I was raised an Anglican, learned hymns and prayers at school, read the Bible to varying degrees throughout my life, survived my mother’s mockery of my faith through the teen years and finally found confidence and an understanding of God that makes complete sense to me. It aligns with my beliefs in evolution, free will, tradition and miraculous intervention. It also takes into account a commitment to common sense and respect for others.
What we wear, how we look, or who we choose to spend our lives with don’t define who we are – they offer us ways through which we express our core essences (at that time), but it is not our entire identity. We are taught right and wrong and we all know the basic precepts of life as a human being. Regardless of the nitty gritty of our belief systems, we all know broadly what is expected of us by society and our higher power: can it be distilled to a belief that everyone should try their best to add what value to the world they can by showing love and goodness?
Is that the point of it all?
No-one in the world is more valuable than anyone else. Each person born here has equal right to life and love – many are scuppered in this by society, but I believe we all have a right to our seat in this crazy place. So many are denied and limited – physically, financially or both and so it muse follow that logically our purpose here can’t have anything to do with appearance, means, freedom, capacity or anything you don’t choose for yourself. This is where it gets hairy in some conversations, but since this is my blog I’m just going to assert that our value is defined by how we treat others and the value we place on love, gratitude and sharing everything we have.

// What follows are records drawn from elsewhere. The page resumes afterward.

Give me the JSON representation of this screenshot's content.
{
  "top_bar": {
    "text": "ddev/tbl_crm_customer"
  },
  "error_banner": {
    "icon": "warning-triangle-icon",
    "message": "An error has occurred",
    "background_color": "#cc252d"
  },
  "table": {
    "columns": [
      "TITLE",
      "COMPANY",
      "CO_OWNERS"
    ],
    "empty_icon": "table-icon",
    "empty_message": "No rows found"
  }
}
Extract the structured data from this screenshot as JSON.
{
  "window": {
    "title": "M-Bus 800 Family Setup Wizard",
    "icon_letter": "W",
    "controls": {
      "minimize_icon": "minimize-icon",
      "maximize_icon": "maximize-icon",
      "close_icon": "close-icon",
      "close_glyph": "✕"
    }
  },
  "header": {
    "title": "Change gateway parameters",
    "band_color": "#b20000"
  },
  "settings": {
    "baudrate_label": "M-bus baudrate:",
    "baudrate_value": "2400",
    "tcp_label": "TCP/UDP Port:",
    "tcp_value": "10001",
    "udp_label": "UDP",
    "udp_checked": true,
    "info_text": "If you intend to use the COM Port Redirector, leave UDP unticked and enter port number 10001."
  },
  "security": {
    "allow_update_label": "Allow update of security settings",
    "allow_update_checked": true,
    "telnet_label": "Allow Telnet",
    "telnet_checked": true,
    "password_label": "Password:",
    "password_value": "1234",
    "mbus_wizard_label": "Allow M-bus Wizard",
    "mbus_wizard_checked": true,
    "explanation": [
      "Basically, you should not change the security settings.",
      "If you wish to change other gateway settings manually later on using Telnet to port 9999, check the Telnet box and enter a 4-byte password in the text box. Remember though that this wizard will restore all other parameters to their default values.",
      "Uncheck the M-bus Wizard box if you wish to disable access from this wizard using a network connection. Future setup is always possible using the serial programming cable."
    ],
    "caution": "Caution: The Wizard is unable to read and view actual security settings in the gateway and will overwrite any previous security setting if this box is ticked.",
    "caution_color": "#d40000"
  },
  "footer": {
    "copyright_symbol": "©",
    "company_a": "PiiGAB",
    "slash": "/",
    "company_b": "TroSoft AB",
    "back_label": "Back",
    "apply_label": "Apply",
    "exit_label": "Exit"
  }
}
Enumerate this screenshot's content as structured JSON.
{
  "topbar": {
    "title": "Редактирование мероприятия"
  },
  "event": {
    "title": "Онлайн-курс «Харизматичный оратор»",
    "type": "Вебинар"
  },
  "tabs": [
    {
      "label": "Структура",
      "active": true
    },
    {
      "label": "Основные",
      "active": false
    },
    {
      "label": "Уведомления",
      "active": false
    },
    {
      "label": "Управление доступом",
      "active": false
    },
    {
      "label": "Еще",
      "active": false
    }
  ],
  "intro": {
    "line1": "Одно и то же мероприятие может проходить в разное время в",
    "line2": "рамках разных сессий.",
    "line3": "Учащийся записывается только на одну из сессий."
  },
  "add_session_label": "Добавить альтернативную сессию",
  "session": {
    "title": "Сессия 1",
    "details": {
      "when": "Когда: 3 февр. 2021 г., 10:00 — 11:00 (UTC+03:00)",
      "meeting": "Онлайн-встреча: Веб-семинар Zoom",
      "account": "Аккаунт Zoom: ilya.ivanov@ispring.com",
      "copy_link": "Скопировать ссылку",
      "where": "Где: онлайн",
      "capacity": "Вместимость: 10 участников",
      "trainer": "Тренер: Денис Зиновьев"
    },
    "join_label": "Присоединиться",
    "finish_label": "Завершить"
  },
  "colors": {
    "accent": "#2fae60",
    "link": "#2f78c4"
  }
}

My capacity to love, be grateful or share doesn’t have a single thing to do with my sex, gender or orientation. It has to do with whether I show love, contribute to making the world better, whether I take care of the planet and its resources and respect nature in all its forms. It is about whether or not I recognise that I am responsible for how my words and actions affect others, whether I help others and whether I am humble. I mess up, a lot – all the time. I miss many opportunities to do the right thing and I’m not always grateful or kind, but I’m still here and I must keep at it. I have chosen to follow Jewish and Christian texts to guide me, but I could be pink with purple spots and married to a tree, and I’d still be the same person inside. My daily battle to live a good life and share love has nothing to do with my sex, gender or orientation. Nothing at all.
No-one should be judged, excluded, treated differently or denied love or respect on the grounds of their sex, gender or orientation. To suggest otherwise is simply absurd.
I know that my beliefs don’t resonate with everyone and even some of my closest friends, but even that doesn’t matter. As long as we are good to each other, loyal, honest and live according to universal understandings of kindness, respect and love, surely that’s enough common ground to satisfy everybody?